I didn't get to visit him again until I was 19 and I'd been kicked out of Ricks College and gone back to my mother's and then needed to get out of there, because my little sister was pregnant and my mother and her were fighting all the time. The straw came when my sister shoved my mom up against a door jamb and broke her elbow. My mom locked herself in the apartment and cried. The Mormon bishop came over and it took him six hours to talk her out of killing herself. All the while, my sister was with her boyfriend. I called my dad and spent the rest of my summer in Ely, Nevada working at the restaurant with my step mom.
It was different that time. My dad and I played golf almost every day and we went on drives and we sat in the booth at the restaurant and talked. I got over him finding someone else to share his life with and he adjusted to the fact that I grew up and wasn't his little girl anymore.
And so over the years I've seen him a few times. He would drive into town on the way to get some things from a storage shed in Anywhere, USA and he would stop at a gas station and call me. We'd have lunch and chat and then he'd be gone again, not to be seen for a few more years. Most of the time he didn't have my step mom with him. He just took off on his own, because he's always needed that.
So I saw my daddy and it was nice and relaxing and I'm happy for him. He's good and he's happy and that's what counts. My only regret....I forgot to take a photo. But my step mom got a picture of him on her camera phone.
Friday, March 04, 2005
I'm trying to keep my blog and my thoughts light right now, because I've been doing a lot of thinking and I'm tired of thinking. I want to do something, really do something. I was thinking of clay or painting, some way to tap into my subconscious and physically work through life's events.
I wrote out a list of all the major events in my life and then realized that they were all the negative events. I left out the positive.
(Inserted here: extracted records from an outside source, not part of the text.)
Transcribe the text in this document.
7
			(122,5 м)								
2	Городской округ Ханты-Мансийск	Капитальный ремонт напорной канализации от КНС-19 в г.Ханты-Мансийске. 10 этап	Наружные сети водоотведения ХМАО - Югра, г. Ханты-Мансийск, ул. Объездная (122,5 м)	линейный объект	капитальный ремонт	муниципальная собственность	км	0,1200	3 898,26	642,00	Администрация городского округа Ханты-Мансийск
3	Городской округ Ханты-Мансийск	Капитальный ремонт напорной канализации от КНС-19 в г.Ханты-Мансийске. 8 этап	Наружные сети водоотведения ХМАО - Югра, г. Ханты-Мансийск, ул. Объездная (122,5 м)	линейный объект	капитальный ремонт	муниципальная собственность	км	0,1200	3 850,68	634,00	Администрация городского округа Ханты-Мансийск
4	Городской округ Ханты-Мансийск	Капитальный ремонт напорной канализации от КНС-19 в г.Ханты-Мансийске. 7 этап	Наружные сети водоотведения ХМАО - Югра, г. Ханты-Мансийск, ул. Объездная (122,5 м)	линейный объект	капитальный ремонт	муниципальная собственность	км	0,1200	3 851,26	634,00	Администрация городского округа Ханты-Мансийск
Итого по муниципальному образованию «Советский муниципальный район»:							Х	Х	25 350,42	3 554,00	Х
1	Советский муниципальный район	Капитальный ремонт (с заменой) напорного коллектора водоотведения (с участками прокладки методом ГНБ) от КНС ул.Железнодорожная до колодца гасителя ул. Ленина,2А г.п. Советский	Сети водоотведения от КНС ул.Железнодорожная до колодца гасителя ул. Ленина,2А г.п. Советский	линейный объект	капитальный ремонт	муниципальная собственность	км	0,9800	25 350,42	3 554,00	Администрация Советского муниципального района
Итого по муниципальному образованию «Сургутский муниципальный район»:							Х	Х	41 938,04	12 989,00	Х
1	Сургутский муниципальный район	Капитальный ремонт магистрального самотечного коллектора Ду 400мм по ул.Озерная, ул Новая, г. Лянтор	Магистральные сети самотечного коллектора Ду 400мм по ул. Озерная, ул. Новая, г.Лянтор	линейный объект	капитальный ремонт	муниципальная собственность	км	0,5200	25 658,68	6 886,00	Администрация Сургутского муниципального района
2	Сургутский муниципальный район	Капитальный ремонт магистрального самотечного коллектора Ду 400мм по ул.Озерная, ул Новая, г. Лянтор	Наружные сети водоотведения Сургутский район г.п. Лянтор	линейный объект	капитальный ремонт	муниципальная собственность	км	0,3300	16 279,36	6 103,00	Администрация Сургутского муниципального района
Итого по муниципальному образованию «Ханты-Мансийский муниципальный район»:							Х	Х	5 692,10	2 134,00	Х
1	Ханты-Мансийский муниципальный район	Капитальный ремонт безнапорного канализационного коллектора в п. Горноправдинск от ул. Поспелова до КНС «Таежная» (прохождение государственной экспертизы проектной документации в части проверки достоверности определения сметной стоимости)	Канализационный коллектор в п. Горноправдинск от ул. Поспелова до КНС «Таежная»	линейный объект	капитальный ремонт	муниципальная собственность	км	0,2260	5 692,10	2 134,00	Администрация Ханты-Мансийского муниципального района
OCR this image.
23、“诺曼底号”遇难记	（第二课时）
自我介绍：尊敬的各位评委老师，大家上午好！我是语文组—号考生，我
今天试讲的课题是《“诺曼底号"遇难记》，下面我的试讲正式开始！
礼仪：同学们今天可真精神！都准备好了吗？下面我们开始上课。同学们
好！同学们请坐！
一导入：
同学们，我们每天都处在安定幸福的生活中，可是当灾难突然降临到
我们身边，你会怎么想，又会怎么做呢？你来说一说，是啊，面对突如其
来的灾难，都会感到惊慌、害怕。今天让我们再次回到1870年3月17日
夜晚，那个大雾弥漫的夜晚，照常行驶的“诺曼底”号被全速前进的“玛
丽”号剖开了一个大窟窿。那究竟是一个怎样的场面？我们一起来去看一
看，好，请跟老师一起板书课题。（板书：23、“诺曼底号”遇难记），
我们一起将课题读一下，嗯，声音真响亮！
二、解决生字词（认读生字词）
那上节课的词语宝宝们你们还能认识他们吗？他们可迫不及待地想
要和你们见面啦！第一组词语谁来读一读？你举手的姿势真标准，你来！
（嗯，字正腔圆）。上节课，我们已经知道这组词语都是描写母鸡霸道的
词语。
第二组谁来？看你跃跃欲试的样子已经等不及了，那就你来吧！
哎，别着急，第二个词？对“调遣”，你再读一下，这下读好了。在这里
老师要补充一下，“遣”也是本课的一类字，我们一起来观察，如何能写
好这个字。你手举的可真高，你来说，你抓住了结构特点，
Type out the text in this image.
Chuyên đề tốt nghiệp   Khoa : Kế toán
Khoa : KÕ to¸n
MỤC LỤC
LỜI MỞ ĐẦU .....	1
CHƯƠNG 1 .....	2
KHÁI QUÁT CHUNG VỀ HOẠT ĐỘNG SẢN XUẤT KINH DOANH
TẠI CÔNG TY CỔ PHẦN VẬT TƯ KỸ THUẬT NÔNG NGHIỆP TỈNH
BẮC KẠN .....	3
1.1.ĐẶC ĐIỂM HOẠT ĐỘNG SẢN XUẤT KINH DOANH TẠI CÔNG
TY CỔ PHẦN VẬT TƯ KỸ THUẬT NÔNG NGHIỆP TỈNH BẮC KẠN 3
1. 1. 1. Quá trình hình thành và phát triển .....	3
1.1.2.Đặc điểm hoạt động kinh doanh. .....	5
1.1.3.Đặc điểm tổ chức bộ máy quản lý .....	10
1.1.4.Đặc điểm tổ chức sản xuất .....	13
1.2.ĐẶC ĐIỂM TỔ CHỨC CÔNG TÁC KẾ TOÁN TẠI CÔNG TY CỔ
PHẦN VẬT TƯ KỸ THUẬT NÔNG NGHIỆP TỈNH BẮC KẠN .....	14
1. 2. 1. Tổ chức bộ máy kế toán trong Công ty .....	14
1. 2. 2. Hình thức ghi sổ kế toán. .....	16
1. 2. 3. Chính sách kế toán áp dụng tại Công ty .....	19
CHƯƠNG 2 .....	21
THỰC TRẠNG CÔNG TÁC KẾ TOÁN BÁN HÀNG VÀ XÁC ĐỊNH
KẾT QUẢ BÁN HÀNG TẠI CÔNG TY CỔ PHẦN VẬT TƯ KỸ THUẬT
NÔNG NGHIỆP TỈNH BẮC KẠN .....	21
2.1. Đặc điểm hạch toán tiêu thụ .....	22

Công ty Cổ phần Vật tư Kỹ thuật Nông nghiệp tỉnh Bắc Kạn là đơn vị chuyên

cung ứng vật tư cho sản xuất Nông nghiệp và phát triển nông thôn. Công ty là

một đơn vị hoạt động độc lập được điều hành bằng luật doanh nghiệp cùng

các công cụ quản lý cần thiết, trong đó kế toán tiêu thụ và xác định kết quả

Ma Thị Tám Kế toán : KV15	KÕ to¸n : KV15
So I want to adjust that. But in sorting and analyzing the negative events I realized that many, many of them are decisions I made. I made them, I didn't like the eventual outcome and now they make me upset and in looking back, I'd like to blame them on someone or something, but I can't. It was right there on paper. I also realized that many of the events in my life were random events, things that happened that can't be changed and were just random acts of destruction.
So I was thinking, at first, that I could write about each event. I wasn't planning on posting all of them on my blog, but I like to write and I was thinking that would be good. But I'm tired of thinking. And don't want to self-analyze every event in my life.
I mean, it's not going to change where I'm at, right? So why contemplate.
So I was thinking, if I got some canvas and some paints and I took an event and I painted it, in whatever weird, odd way it ended up coming out on canvas, that would be something physical I could do and then it's out there. On canvas. I can look at it and keep it as long as I feel the need, and then do something with it, when I'm ready to put that event behind me.
I'd be painting over 100 events.
We'll see, right now, I'm not going to think about it. I'm going to get ready to see my daddy.